|
| |
These are some lies we made up about Sardinia.
The ghost of an aged cleaning lady was seen hauling a body from the cold water of Dresser Creek before sunrise. The ghost nodded to the witness. In any case, this spirit certainly is bloodcurdling; one that you shouldn't go seeking.
An martian vacationer from the cosmos became visible in Gunbarrel Gulf in the early morning hours sobbing.
A colossal salamander was noticed staying in an abandoned farmhouse in Sardinia.
A pitch black bat that shifted shape into a lady emerged attempting to utter something in a canoe on Lime Lake. The ghost was consumed by the thin air after being perceived.

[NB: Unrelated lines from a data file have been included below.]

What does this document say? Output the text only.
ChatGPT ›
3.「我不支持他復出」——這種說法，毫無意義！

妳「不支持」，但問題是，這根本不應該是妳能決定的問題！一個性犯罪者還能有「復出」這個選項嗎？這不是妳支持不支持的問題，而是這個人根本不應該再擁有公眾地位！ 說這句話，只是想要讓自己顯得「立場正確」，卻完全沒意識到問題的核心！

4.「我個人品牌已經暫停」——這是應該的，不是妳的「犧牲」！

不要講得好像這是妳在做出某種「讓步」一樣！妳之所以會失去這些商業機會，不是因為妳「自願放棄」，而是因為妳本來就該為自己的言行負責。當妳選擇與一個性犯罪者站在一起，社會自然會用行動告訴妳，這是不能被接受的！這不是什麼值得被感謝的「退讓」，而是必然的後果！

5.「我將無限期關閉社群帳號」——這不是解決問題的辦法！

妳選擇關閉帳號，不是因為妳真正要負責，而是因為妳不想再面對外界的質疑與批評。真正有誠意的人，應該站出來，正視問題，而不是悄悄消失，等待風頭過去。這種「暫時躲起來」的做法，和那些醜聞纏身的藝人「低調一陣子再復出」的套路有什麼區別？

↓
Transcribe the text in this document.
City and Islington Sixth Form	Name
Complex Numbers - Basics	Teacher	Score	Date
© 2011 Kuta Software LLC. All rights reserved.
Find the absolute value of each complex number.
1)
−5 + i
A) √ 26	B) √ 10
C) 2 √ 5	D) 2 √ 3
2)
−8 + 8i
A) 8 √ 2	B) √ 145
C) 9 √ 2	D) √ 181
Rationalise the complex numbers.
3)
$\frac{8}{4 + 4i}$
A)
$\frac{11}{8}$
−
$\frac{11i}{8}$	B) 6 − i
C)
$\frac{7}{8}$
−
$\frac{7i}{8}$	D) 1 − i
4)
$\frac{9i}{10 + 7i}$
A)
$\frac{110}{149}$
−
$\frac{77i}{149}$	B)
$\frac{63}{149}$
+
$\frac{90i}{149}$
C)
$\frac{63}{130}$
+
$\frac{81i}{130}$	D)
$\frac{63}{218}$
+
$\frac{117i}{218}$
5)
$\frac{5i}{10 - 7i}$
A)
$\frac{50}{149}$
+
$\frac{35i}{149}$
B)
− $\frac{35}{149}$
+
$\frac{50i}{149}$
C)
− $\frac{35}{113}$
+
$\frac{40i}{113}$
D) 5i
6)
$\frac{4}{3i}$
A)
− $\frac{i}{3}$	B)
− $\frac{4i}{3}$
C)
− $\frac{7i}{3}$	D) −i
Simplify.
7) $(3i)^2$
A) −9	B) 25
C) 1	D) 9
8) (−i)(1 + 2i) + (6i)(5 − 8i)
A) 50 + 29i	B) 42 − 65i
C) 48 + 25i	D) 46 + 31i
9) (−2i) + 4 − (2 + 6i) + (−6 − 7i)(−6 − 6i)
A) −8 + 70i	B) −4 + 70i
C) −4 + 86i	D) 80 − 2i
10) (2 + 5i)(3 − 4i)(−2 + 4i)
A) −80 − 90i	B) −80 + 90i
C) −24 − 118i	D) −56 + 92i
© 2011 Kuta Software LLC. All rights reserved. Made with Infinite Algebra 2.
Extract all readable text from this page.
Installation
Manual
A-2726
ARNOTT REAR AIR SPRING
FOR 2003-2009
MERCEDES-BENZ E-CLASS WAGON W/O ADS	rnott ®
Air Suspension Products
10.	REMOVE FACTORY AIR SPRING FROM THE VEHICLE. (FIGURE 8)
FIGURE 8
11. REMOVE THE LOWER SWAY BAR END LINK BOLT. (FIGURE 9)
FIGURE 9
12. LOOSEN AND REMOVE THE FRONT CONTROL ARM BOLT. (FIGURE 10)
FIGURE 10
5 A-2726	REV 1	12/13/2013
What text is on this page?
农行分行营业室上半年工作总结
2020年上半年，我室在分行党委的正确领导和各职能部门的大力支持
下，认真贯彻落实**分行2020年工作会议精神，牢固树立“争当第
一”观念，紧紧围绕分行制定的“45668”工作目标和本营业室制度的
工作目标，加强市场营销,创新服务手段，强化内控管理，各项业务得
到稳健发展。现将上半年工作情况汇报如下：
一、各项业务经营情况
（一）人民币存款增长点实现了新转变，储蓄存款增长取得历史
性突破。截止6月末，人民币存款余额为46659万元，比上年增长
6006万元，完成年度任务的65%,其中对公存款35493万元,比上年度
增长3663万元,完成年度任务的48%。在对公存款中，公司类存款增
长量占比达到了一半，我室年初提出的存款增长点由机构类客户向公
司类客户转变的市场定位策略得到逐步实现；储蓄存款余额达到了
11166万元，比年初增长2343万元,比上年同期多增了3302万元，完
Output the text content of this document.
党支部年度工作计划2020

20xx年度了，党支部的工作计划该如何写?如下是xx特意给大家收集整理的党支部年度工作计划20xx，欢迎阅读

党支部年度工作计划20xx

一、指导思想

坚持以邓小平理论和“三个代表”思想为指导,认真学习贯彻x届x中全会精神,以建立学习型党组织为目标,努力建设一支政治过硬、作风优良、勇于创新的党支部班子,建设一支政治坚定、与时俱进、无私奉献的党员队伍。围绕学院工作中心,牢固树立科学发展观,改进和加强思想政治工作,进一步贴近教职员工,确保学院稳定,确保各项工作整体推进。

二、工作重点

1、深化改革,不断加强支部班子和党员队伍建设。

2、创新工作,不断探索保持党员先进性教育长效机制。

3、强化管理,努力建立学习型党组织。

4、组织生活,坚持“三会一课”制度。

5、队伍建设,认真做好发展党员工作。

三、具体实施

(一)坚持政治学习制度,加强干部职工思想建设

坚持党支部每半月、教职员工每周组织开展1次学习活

A big frightening beast was made out riding on a motorcycle on a murky road in the neighborhood of Sardinia.
| |
|
|
Ghost Sightings From Sardinia
Submit a lie about Sardinia, New York:

Other untruthful towns near Sardinia, New York:
Chaffee, New York, 2 miles away
Delevan, New York, 3 miles away
Holland, New York, 6 miles away
East Concord, New York, 6 miles away
Machias, New York, 7 miles away
Arcade, New York, 8 miles away
Glenwood, New York, 9 miles away
Java Village, New York, 9 miles away
South Wales, New York, 9 miles away
West Valley, New York, 10 miles away
| | |
The latest lies from around the world
All towns and cities in
New York
|
Ghost Sightings From Sardinia

A car had crashed into a tree and Arthur and Delbert were found drunk at the scene, they were arrested at the crash site by the police. Later in court the judge asked: - Which one of you two were driving the car? -Your honor, we were both in the back seat singing. Arthur called home work. ''I won 20 million bucks on the lottery, start packing!'' Gertrude: Wow! What kind of clothes should I pack? Arthur: I don't care, as long as you're out of the house by the time I get home. . How did Arthur die from drinking milk? - The cow sat down. A duck walks into a bar and asks the bartender: - Got bread? - No. - Got bread? - No Mr. Duck, we don't have any bread. - Oh, Ok then. Doy ou have any bread? - I already told you you stupid duck, we don’t have any bread now if you ask me one more time I'll grab you by the neck and nail your beak to the counter! - Got nails? - No. - Got bread?. I don't get it Arthur. The first day you painted 100 feet of fence, the second day 30 feet and today only 10 feet. What's wrong? - Well boss, I have to walk further and further to the paint bucket every day. Arthur and Delbert were walking through the woods on a dark night and got to a creek. - How do we cross Delbert? - Simple Arthur, I turn on my flashlight and you walk on the light beam to the other side. - You think I'm stupid or something? When I'm halfway you'll turn off your flashlight so I fall in. Wow, thanks for taking me on this helicopter ride Delbert, this is my first time in a helicopter you know. What's that big thing spinning on top of our heads anyway? - That's the air conditioner Arthur. Last time I went it stopped and the pilot started sweating like a pig.